RMC Sport

Guillaume Martin: "Sur le Tour, on est un peu dissocié de soi-même, on joue un personnage"

placeholder video
Attendu du 25 au 29 janvier pour sa rentrée sur le Challenge de Majorque en Espagne, Guillaume Martin (29 ans) s’apprête à vivre une saison au calendrier plus léger que les précédentes. Une manière pour le leader de l’équipe Cofidis de mieux se préparer pour son objectif majeur de la saison, le Tour de France. RMC Sport a rencontré le Normand en fin de semaine dans le cadre cosy et détendu de la Brasserie du Shack, en face de l'Opéra Garnier à Paris. 

Guillaume, vous avez choisi cette année de courir un peu moins que d’habitude, quelles sont les raisons de ce choix ? 

Un petit peu moins oui, puisque je ne ferai qu’un seul grand Tour, ce qui va me faire déjà 20 jours de course en moins par rapport aux trois dernières saisons. Ce n’est pas négligeable étant donné que je fais partie de ceux qui courent le plus. 80 jours par saison, ça finit par peser sur l’organisme. Donc j’avais la volonté d’en faire un peu moins même si ce n’est pas du tout dans ma nature de me réfréner. Ça doit notamment me permettre de mieux cibler l’objectif du Tour de France. J’ai quand même un début de saison dense par moments, mais avec des phases de récupération un peu plus longues que par le passé et des objectifs plus ciblés. 

Vous avez parfois pu manquer de fraîcheur à trop courir les années précédentes ? 

Clairement, oui. Je suis un coureur assez régulier, je fais des saisons pleines de fin janvier à mi-octobre. Je trouve ça assez noble, c’est une marque de respect aussi pour ceux qui organisent des courses, mais c’est sûr que cette régularité peut parfois être un handicap pour aller chercher des pics de formes vraiment élevés. Et donc des grosses performances sur des objectifs ciblés. 

Pourtant vous allez vite reprendre la compétition en 2023… 

Oui, assez tôt c’est vrai. Je tiens toujours à ma course avant le mois de février. Là ce sera du 25 au 29 janvier sur le Challenge de Majorque. J’enchaînerai ensuite avec un stage en altitude en Sierra Nevada puis les courses en Drôme-Ardèche fin février comme tous les ans. Ensuite ce sera le premier gros objectif de la saison, avec la course à étapes Tirreno-Adriatico en Italie.

Tirreno-Adriatico plutôt que Paris-Nice... La Course au soleil est moins incontournable qu’avant ? 

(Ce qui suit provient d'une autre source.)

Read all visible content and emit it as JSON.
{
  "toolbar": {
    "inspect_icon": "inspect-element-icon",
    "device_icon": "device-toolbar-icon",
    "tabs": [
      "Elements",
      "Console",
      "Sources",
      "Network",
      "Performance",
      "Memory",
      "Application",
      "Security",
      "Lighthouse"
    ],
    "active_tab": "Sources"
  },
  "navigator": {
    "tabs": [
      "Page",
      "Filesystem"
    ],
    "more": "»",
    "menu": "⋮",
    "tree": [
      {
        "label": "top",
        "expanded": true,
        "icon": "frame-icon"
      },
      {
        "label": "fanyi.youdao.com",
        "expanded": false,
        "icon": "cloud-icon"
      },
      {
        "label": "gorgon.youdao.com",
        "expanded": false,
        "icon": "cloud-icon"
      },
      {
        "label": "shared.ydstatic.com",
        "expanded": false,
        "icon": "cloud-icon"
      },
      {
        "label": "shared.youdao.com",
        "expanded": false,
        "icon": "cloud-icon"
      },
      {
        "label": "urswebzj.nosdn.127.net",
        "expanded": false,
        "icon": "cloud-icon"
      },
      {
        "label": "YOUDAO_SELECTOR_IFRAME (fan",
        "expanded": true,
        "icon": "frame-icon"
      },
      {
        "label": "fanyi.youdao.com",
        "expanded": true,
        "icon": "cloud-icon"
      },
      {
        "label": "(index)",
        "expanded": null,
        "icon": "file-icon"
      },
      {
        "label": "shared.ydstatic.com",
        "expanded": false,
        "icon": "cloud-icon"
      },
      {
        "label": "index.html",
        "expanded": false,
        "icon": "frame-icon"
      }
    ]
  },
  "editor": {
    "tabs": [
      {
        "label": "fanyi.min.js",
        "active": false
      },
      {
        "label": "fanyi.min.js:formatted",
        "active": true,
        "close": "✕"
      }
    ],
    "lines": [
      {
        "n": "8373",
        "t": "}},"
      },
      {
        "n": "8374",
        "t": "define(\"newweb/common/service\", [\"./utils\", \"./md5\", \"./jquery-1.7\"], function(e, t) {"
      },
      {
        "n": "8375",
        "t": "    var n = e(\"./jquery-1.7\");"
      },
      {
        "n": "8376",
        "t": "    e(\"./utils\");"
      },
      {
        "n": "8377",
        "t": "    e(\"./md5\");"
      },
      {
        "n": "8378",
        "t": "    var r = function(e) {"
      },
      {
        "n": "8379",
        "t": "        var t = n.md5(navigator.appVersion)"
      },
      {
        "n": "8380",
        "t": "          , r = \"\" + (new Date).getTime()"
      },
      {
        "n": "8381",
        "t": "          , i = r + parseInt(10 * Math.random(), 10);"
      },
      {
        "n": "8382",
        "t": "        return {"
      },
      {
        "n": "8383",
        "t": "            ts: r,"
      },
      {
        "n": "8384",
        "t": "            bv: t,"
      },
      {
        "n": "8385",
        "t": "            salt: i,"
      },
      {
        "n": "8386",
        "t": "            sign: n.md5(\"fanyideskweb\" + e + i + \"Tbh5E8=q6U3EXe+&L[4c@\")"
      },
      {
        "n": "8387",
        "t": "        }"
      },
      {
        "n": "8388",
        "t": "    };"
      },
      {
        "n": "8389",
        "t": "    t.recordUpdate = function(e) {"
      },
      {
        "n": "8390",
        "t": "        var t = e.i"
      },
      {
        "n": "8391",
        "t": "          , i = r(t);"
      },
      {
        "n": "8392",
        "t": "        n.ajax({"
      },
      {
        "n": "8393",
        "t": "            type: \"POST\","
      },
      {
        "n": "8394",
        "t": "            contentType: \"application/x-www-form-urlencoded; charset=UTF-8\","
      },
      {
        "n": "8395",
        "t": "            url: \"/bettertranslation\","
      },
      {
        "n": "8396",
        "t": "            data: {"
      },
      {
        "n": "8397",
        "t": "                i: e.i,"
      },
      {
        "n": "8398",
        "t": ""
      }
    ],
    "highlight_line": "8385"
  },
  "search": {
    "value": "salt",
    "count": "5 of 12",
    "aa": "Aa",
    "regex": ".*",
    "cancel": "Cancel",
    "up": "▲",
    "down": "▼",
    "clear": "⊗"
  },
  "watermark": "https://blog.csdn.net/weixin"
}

Non ça reste une grande course, la preuve avec les noms qui seront encore au départ cette année (Vingegaard, Van Aert, Gaudu, Démare...). Il y aura toujours les meilleurs mondiaux. Me concernant, ça fait trois ans que je la fais, et j’avais envie de voir autre chose. Je n’ai jamais fait Tirreno et les années passent. A un moment il est bon de se renouveler un peu pour se prémunir d’une certaine routine et d’une certaine lassitude. Mais je reviendrai sur Paris-Nice avec plaisir. C’est une course toujours spectaculaire, exigeante physiquement et nerveusement. Au niveau météo, c’est aussi moins exigeant sur Tirreno, il y a aussi moins de risques de bordures.  

Ce serait quoi pour vous une année 2023 réussie ? 

Je pense que depuis le début de ma carrière j’ai eu de beaux résultats, mais il me manque un coup d’éclat et une victoire au niveau World Tour (la plus haute division du cyclisme professionnel, ndlr). Je pense en avoir les moyens, donc il est temps de concrétiser. Le parcours du Tour cette année semble bien me convenir. Ça ressemble un peu au Tour 2020 avec directement de la montagne au départ. A Nice, ça m’avait bien convenu. Après, ce n’est pas parce qu’il y a des bosses très tôt que ça ne va pas être dangereux et piégeux. Au Pays basque je m’attends à des étapes assez stressantes, avec des petites bosses sur des petites routes où il faudra être placé, où on aura en permanence ce risque de cassures et de chutes. On sera quand même content quand on aura passé les trois premières étapes. 

Cela veut dire qu'il y a de la pression à disputer le Tour de France ?

En vrai, pas plus que sur une autre course. Voire moins, mais c’est personnel, c'est dans la manière d'aborder l’évènement. J'aurai peut-être même plus de pression au départ du Challenge de Majorque qu’au départ du Tour de France. Le Tour ça arrive en milieu de saison, et y’a une telle effervescence médiatique qu’on est un peu dissocié de soi-même, on se regarde avec de la distance. Sur le Tour je n’ai pas l’impression d’être en jeu, c’est un personnage que je joue et ce personnage comme ce n’est pas moi, je ne ressens pas de pression. C’est assez étrange.